A few weeks ago I asked a question: is the Huffington Post a force for good or a liberal sweatshop? In the wake of HuffPo‘s megamillion-dollar sale to AOL, it struck me as appropriate to question the ethics behind an allegedly progressive business operating in a fashion that was indistinguishable from the greedmongering corporate entities it professed to oppose. I know a number of people who have written there (uncompensated, by and large) who feel that they benefited significantly from the arrangement, and I respect their perspectives.
Not everybody sees it that way, though. My own conclusion leaned heavily toward “sweatshop,” and now the site is dealing with a writer’s strike.
Arianna Huffington’s response to the strike?
And then there is the small matter of HuffPo’s legion of several thousand unpaid bloggers, including some who think that Arianna’s multimillion-dollar payday ought to trickle down to them. Don’t hold your breath.
Huffington raised eyebrows last week when she dismissed a call by Southern California publisher Bill Lasarow for the website’s unpaid bloggers to go on strike to protest Arianna’s estimated $50 million cash-windfall from the sale to AOL — and her apparent unwillingness to share her loot with the writers who helped build her website.
“Go ahead, go on strike,” Huffington declared during an event at the headquarters of The New York Times newspaper. Huffington said plenty of bloggers are waiting to take their place, and no one would really miss Lasarow’s team of arts writers anyway.
I tend to agree with NYU Journalism prof Adam Penenberg:
“While Arianna is right that she is not under any legal obligation to pay bloggers who agreed to write for free, I’m disappointed in her Marie Antoinette-like ‘let them eat cake’ comments,” said Penenberg. “Can you imagine what she would’ve said about a Tea Party-er raking in millions selling a media site built on mostly free labor who didn’t share the wealth?”
“At the very least, to belittle HuffPost contributors who are upset because she walks away with millions while they made no money is simply bad public relations,” Penenberg added. “Arianna comes across as one of those greedy corporate chieftains she claims to despise.”
Exactly.
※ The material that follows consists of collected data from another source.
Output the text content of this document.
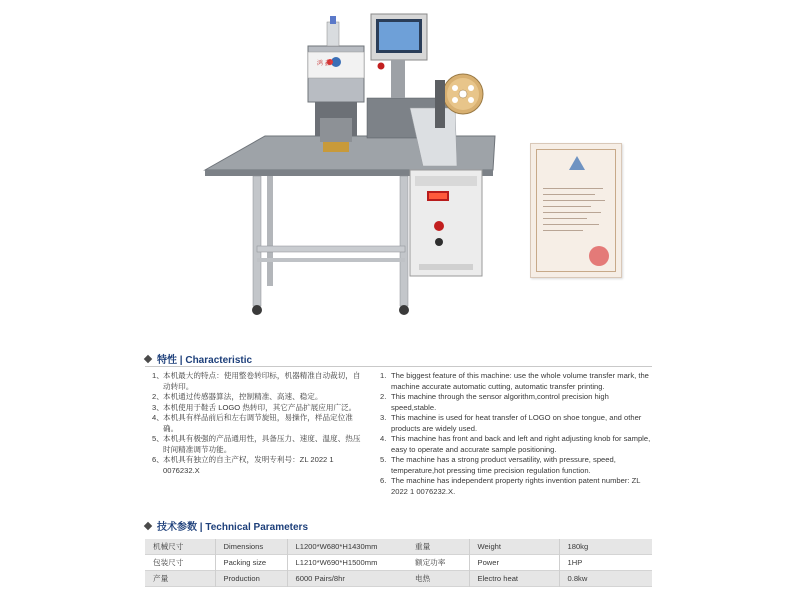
鸿 鑫
特性 | Characteristic
1、 本机最大的特点：使用整卷转印标，机器精准自动裁切，自动转印。
2、 本机通过传感器算法，控制精准、高速、稳定。
3、 本机使用于鞋舌 LOGO 热转印，其它产品扩展应用广泛。
4、 本机具有样品前后和左右调节旋钮，易操作，样品定位准确。
5、 本机具有极强的产品通用性，具备压力、速度、温度、热压时间精准调节功能。
6、 本机具有独立的自主产权，发明专利号：ZL 2022 1 0076232.X
1. The biggest feature of this machine: use the whole volume transfer mark, the machine accurate automatic cutting, automatic transfer printing.
2. This machine through the sensor algorithm,control precision high speed,stable.
3. This machine is used for heat transfer of LOGO on shoe tongue, and other products are widely used.
4. This machine has front and back and left and right adjusting knob for sample, easy to operate and accurate sample positioning.
5. The machine has a strong product versatility, with pressure, speed, temperature,hot pressing time precision regulation function.
6. The machine has independent property rights invention patent number: ZL 2022 1 0076232.X.
技术参数 | Technical Parameters
机械尺寸	Dimensions	L1200*W680*H1430mm	重量	Weight	180kg
包装尺寸	Packing size	L1210*W690*H1500mm	额定功率	Power	1HP
产量	Production	6000 Pairs/8hr	电热	Electro heat	0.8kw
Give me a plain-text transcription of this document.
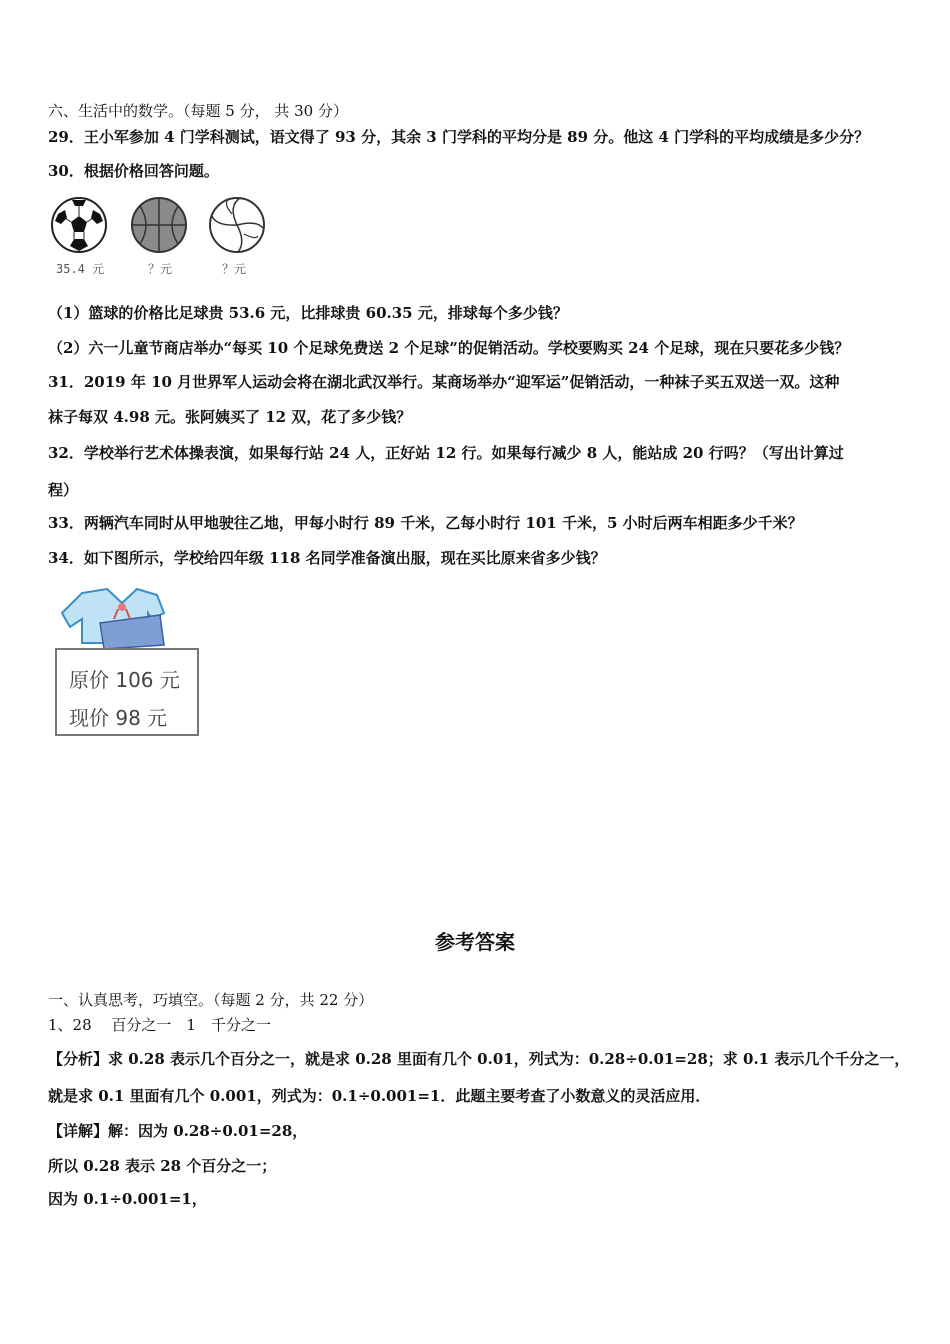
六、生活中的数学。（每题 5 分， 共 30 分）
29．王小军参加 4 门学科测试，语文得了 93 分，其余 3 门学科的平均分是 89 分。他这 4 门学科的平均成绩是多少分？
30．根据价格回答问题。
35.4 元	？元	？元
（1）篮球的价格比足球贵 53.6 元，比排球贵 60.35 元，排球每个多少钱？
（2）六一儿童节商店举办“每买 10 个足球免费送 2 个足球”的促销活动。学校要购买 24 个足球，现在只要花多少钱？
31．2019 年 10 月世界军人运动会将在湖北武汉举行。某商场举办“迎军运”促销活动，一种袜子买五双送一双。这种
袜子每双 4.98 元。张阿姨买了 12 双，花了多少钱？
32．学校举行艺术体操表演，如果每行站 24 人，正好站 12 行。如果每行减少 8 人，能站成 20 行吗？（写出计算过
程）
33．两辆汽车同时从甲地驶往乙地，甲每小时行 89 千米，乙每小时行 101 千米，5 小时后两车相距多少千米？
34．如下图所示，学校给四年级 118 名同学准备演出服，现在买比原来省多少钱？
原价 106 元
现价 98 元
参考答案
一、认真思考，巧填空。（每题 2 分，共 22 分）
1、28　 百分之一　1　千分之一
【分析】求 0.28 表示几个百分之一，就是求 0.28 里面有几个 0.01，列式为：0.28÷0.01=28；求 0.1 表示几个千分之一，
就是求 0.1 里面有几个 0.001，列式为：0.1÷0.001=1．此题主要考查了小数意义的灵活应用．
【详解】解：因为 0.28÷0.01=28，
所以 0.28 表示 28 个百分之一；
因为 0.1÷0.001=1，
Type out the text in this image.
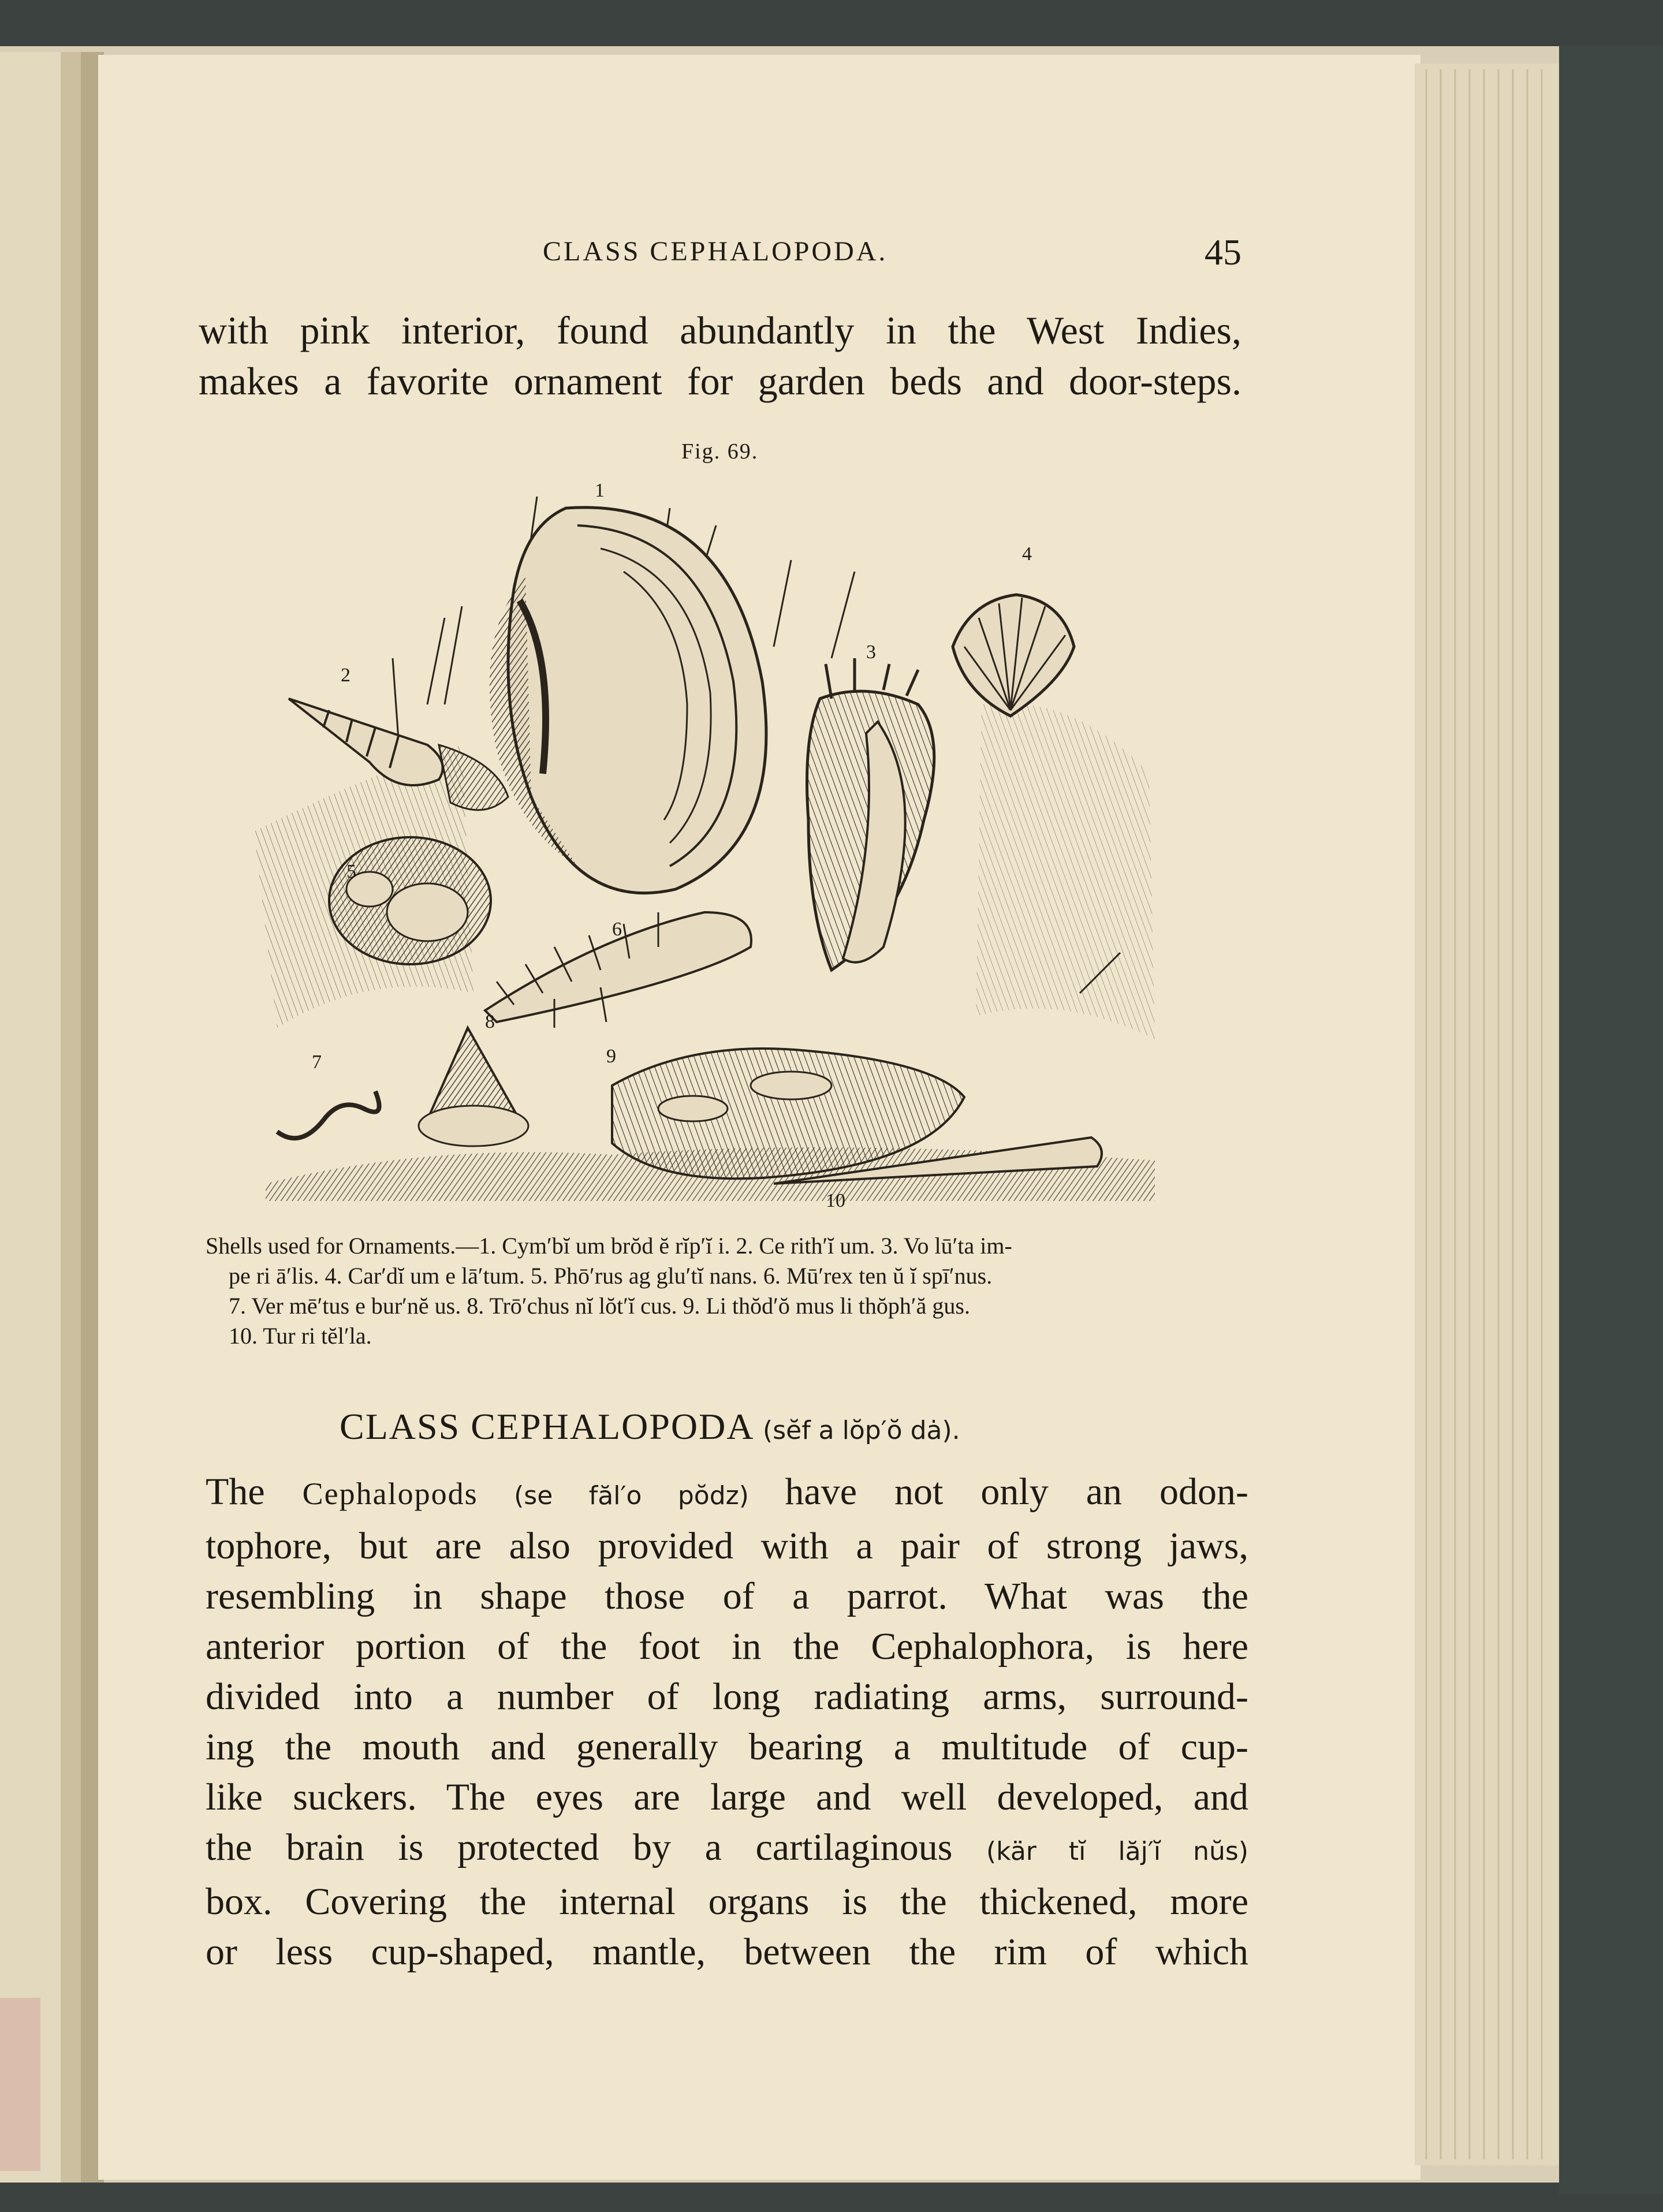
CLASS CEPHALOPODA.	45
with pink interior, found abundantly in the West Indies,
makes a favorite ornament for garden beds and door-steps.
Fig. 69.
1
2
3
4
5
6
7
8
9
10
Shells used for Ornaments.—1. Cym′bĭ um brŏd ĕ rĭp′ĭ i. 2. Ce rith′ĭ um. 3. Vo lū′ta im-
pe ri ā′lis. 4. Car′dĭ um e lā′tum. 5. Phō′rus ag glu′tĭ nans. 6. Mū′rex ten ŭ ĭ spī′nus.
7. Ver mē′tus e bur′nĕ us. 8. Trō′chus nĭ lŏt′ĭ cus. 9. Li thŏd′ŏ mus li thŏph′ă gus.
10. Tur ri tĕl′la.
CLASS CEPHALOPODA (sĕf a lŏp′ŏ dȧ).
The Cephalopods (se făl′o pŏdz) have not only an odon-
tophore, but are also provided with a pair of strong jaws,
resembling in shape those of a parrot. What was the
anterior portion of the foot in the Cephalophora, is here
divided into a number of long radiating arms, surround-
ing the mouth and generally bearing a multitude of cup-
like suckers. The eyes are large and well developed, and
the brain is protected by a cartilaginous (kär tĭ lăj′ĭ nŭs)
box. Covering the internal organs is the thickened, more
or less cup-shaped, mantle, between the rim of which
My immediate takeaway is that La Huff has done a remarkable job proving the point I sought to make back in February. And the PR/communications pro in me just fainted dead away at her imperial-strength display of entitlement. Nobody is going to miss them, anyway? For those of you who don’t speak Billionairess, let me translate for you:
Your value to me is solely a function of how much cash I can pimp you for, and I can replace you with monkeys. This afternoon. Besides, I got mine and there’s nothing you can do about it. So suck it, bitches.
It’s hard, if you follow the news, not to be compelled by the idea that we’re currently in something of a watershed moment in history. Revolts sweeping the Middle East, aiming to drive thugs like Mubarak and Gaddafi from power. The neo-feudalist Koch brothers and the Wisconsin uprisings against their towel-boy governor. The looming NFL work stoppage, driven by greedy billionaire owners who are demanding an extra $billion off the top because they need it. Their proof? You don’t need proof, they say – just trust us.
And why not – it’s not like the hyper-rich have ever lied to us before or acted in a way that was counter to our best interests, right?
Arianna Antoinette has picked a bad time to go all let-them-eat-cake on us. If she has PR advisors, they’d be well advised to lock her ass in a closet.
Meanwhile, I’ll see if there’s any way to take satisfaction in being right. I’m not optimistic. This is one of those times when it would be really wonderful to be proven wrong.